In After New Hampshire, Christopher Lydon writes, “the results so far are not about politics. They’re about an assault by commercial media on the very idea of a self-willed, self-defining citizenry.” Okay, but here’s the question back at you: where do you go when you want to hear the voice of Howard Dean? Most of us head straight for CNN. That voice is edited. Even as we moan about the mainstream media setting the agenda we’re ceding control to it. We wouldn’t need CNN if we had better alternatives.
At BloggerCon this October several people noted an irony in the Dean campaign budget: they were rewarding the Internet, which had helped them raise unprecedented amounts of money in small contributions, by pouring the war chest right back into television. The same media that would hurt the campaign with endless, highly-edited re-runs of the The Scream. But we have no choice, said the Dean supporters. “Dean is too busy to write a weblog”, they said. Plus, ordinary citizens get their political information from television.
Double and triple irony, I say. It would cost Dean maybe thirty minutes out of every day to write his own weblog. The dollar cost would be rounding error compared to the sums commanded by television advertising. It would be rounding error on the rounding error. With plentiful access to Dean’s unedited voice, catching a candidate being a human being wouldn’t be such a big deal. And it would make it a lot harder for Big Media editors to sound-bite him out of existence, as is being claimed.
If Dean took a chance and wrote his own weblog, he might make the Web a more appealing destination for everyday people. Not activists or programmers or professional journalists, just regular people trying to get informed.
What else can the Internet do for presidential politics? How about a well-organized, C-SPAN-style archive of all appearances by all candidates. Sure, the TV cameras are there, but what we eventually see on the idiot box goes through substantial editing first. If I want to view The Scream in context, where do I go to watch the video? The C-SPAN site has a searchable video archive, which is a great start. But coverage is sparse and the site isn’t geared towards the 2004 election. Most folks probably wouldn’t think to go there, and, if they did, probably wouldn’t find what they were looking for.

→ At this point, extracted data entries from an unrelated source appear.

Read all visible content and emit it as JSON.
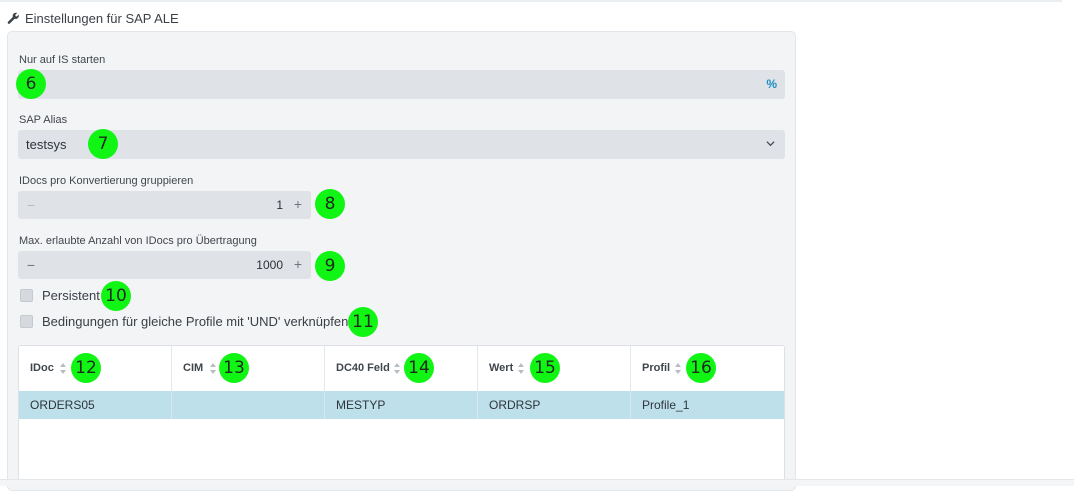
{
  "section": {
    "title": "Einstellungen für SAP ALE",
    "icon": "wrench-icon"
  },
  "fields": {
    "is_start": {
      "label": "Nur auf IS starten",
      "value": "",
      "icon": "percent-icon"
    },
    "sap_alias": {
      "label": "SAP Alias",
      "value": "testsys",
      "icon": "chevron-down-icon"
    },
    "idocs_group": {
      "label": "IDocs pro Konvertierung gruppieren",
      "value": "1",
      "minus": "−",
      "plus": "+"
    },
    "max_idocs": {
      "label": "Max. erlaubte Anzahl von IDocs pro Übertragung",
      "value": "1000",
      "minus": "−",
      "plus": "+"
    }
  },
  "checkboxes": {
    "persistent": {
      "label": "Persistent",
      "checked": false
    },
    "und": {
      "label": "Bedingungen für gleiche Profile mit 'UND' verknüpfen",
      "checked": false
    }
  },
  "table": {
    "columns": [
      "IDoc",
      "CIM",
      "DC40 Feld",
      "Wert",
      "Profil"
    ],
    "rows": [
      [
        "ORDERS05",
        "",
        "MESTYP",
        "ORDRSP",
        "Profile_1"
      ]
    ]
  },
  "markers": [
    "6",
    "7",
    "8",
    "9",
    "10",
    "11",
    "12",
    "13",
    "14",
    "15",
    "16"
  ],
  "colors": {
    "marker": "#11f514",
    "row_selected": "#bde0eb",
    "accent": "#1b8fc4",
    "field_bg": "#dfe2e7"
  }
}
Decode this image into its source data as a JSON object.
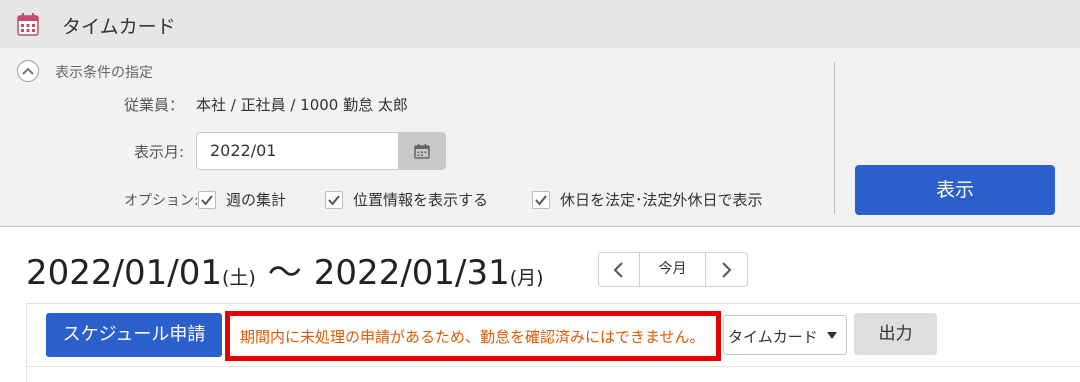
{
  "header": {
    "title": "タイムカード",
    "icon": "calendar-icon"
  },
  "conditions": {
    "section_title": "表示条件の指定",
    "employee_label": "従業員：",
    "employee_value": "本社 / 正社員 / 1000 勤怠 太郎",
    "month_label": "表示月:",
    "month_value": "2022/01",
    "options_label": "オプション:",
    "options": [
      {
        "label": "週の集計",
        "checked": true
      },
      {
        "label": "位置情報を表示する",
        "checked": true
      },
      {
        "label": "休日を法定･法定外休日で表示",
        "checked": true
      }
    ],
    "show_button": "表示"
  },
  "period": {
    "start": "2022/01/01",
    "start_weekday": "(土)",
    "separator": "〜",
    "end": "2022/01/31",
    "end_weekday": "(月)"
  },
  "nav": {
    "today_label": "今月"
  },
  "toolbar": {
    "schedule_button": "スケジュール申請",
    "warning": "期間内に未処理の申請があるため、勤怠を確認済みにはできません。",
    "type_select_value": "タイムカード",
    "output_button": "出力"
  },
  "colors": {
    "accent": "#2b5fcc",
    "warning_border": "#e60000",
    "warning_text": "#e05a00"
  }
}
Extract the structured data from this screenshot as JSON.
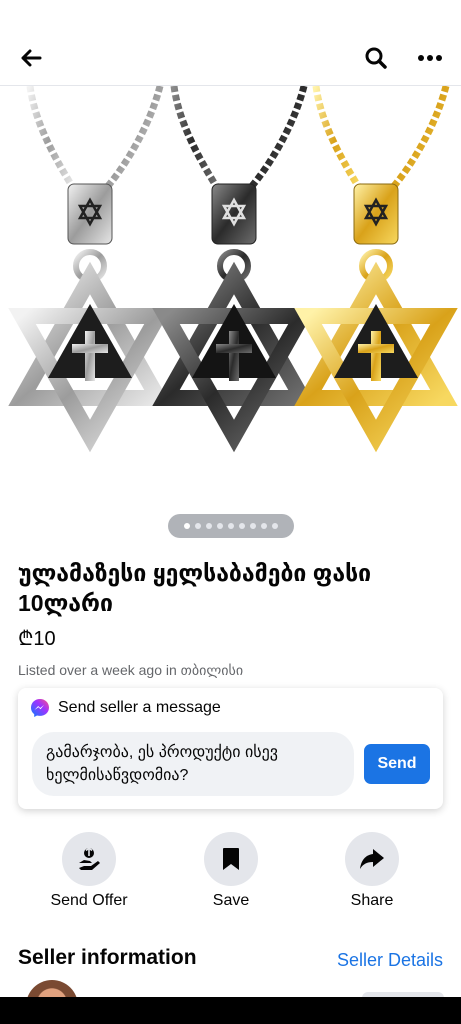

How about Philip Greenspun’s idea of building a dynamic outline of all the political issues that are on citizens’ minds in 2004? “By November 2004,” he notes, “this outline should be filled with information, presented in a way that is useful for making decisions, all stuff that voters could never get from the mass media.”
How about more smart, non-affiliated political weblogs. I can’t help wondering whether Matthew Gross could have done better for the Dean campaign writing under his own moniker. Do you think as many people would read Glenn Reynolds’ site if he were a Bush campaign employee?
In summary, I think the Internet’s barely shown up for the party. There’s so much more we could do. It will cost money, but we can pay for it if we take all that Internet cash and pour it back into the Internet instead of handing the election over to CNN et al.